Earlier, the British had planned to build an experimental rifled gun made entirely of steel. Yet when the Tower of London Ordnance Office submitted the cost estimate, the official in charge was cursed out jointly by the First Lord of the Admiralty and the Secretary at War. The reason was simple: an all-steel muzzle-loading rifled gun would cost as much as its weight in gold. In the Admiralty’s words, if such artillery were mounted on HMS Victory, a first-rate ship of the line with one hundred and eight gun ports, the British Empire would go bankrupt—an exaggerated way to make the point.

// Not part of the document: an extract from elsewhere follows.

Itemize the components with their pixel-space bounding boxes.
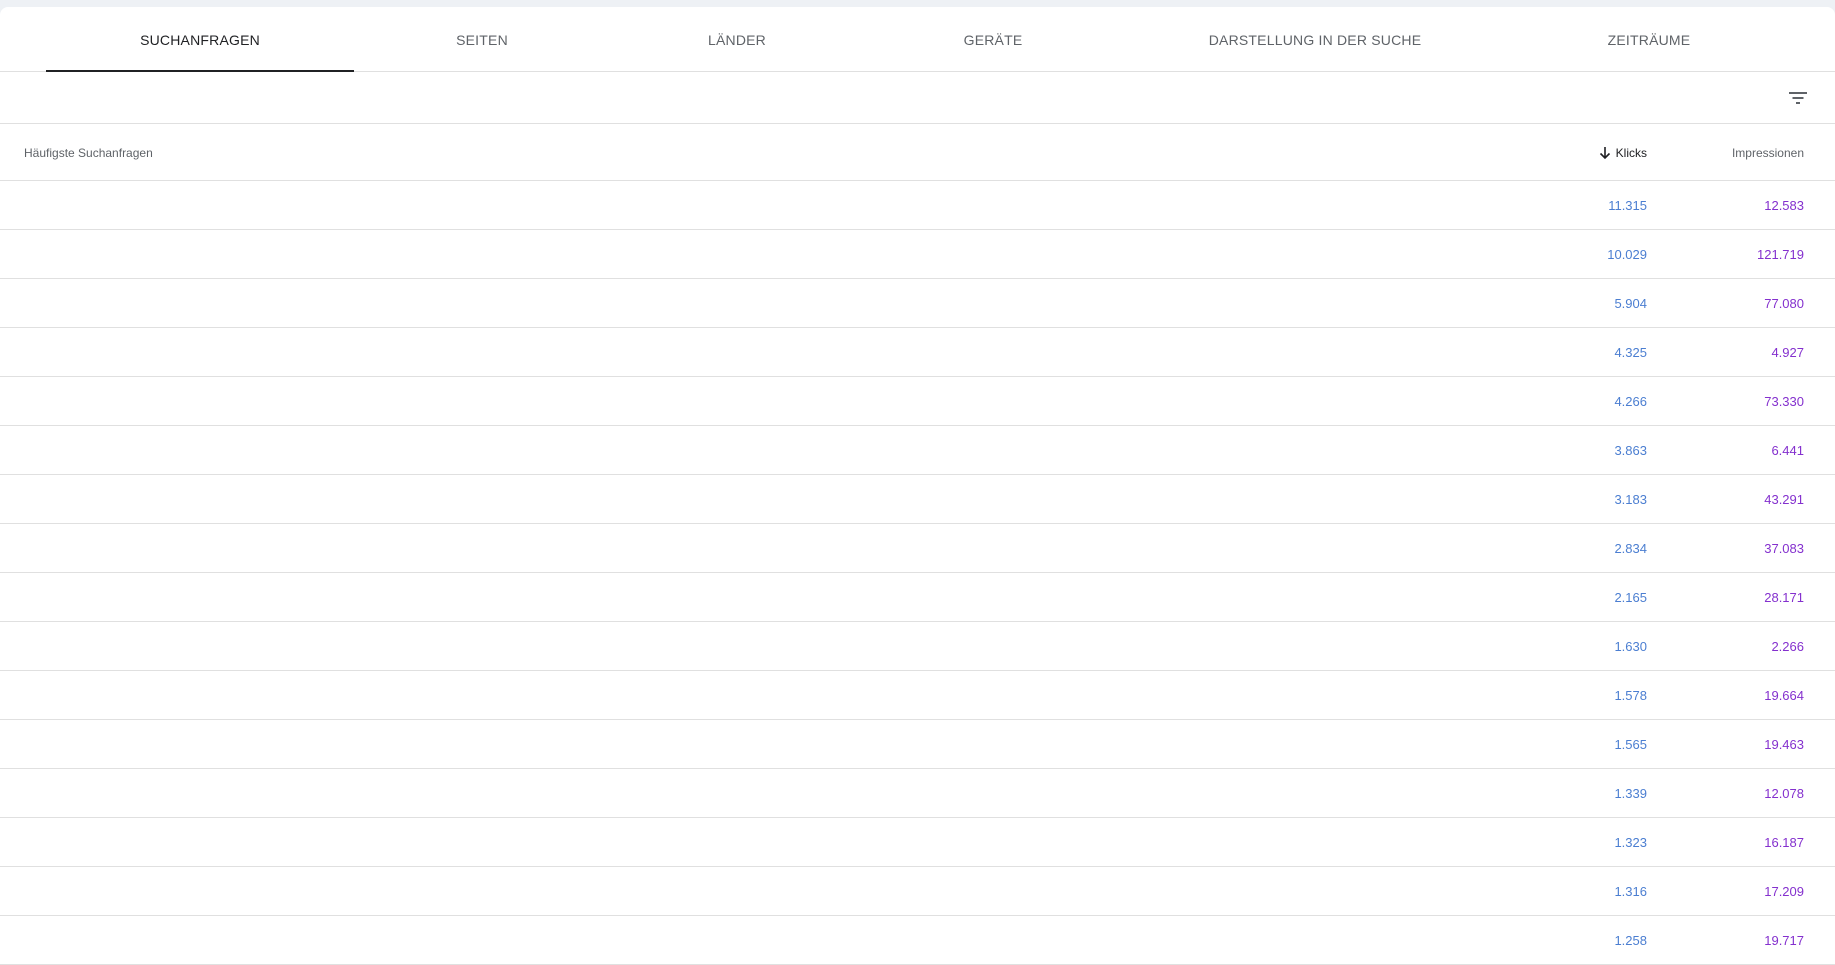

In 1791, the Reims armory had also developed a small-calibre, all-steel, five-pound muzzle-loading rifled gun, paired with the integrated ammunition of 1792. Its battlefield results were excellent: accurate, and with a high rate of fire. Although the shot weighed only five pounds, in power, range, and accuracy it was not far behind a twelve-pound bronze field gun. The key flaw, however, remained the same: the cost of steel suitable for gun barrels was still far too high.

Meanwhile, research into picric acid had also made some progress. It was expected that, at some point next year, armament engineers would attempt to use stabilized picric acid as the bursting charge inside shells. To match the emergence of such a violent explosive, it would be necessary to adopt all-steel artillery capable of enduring high temperatures, high pressures, and violent detonations.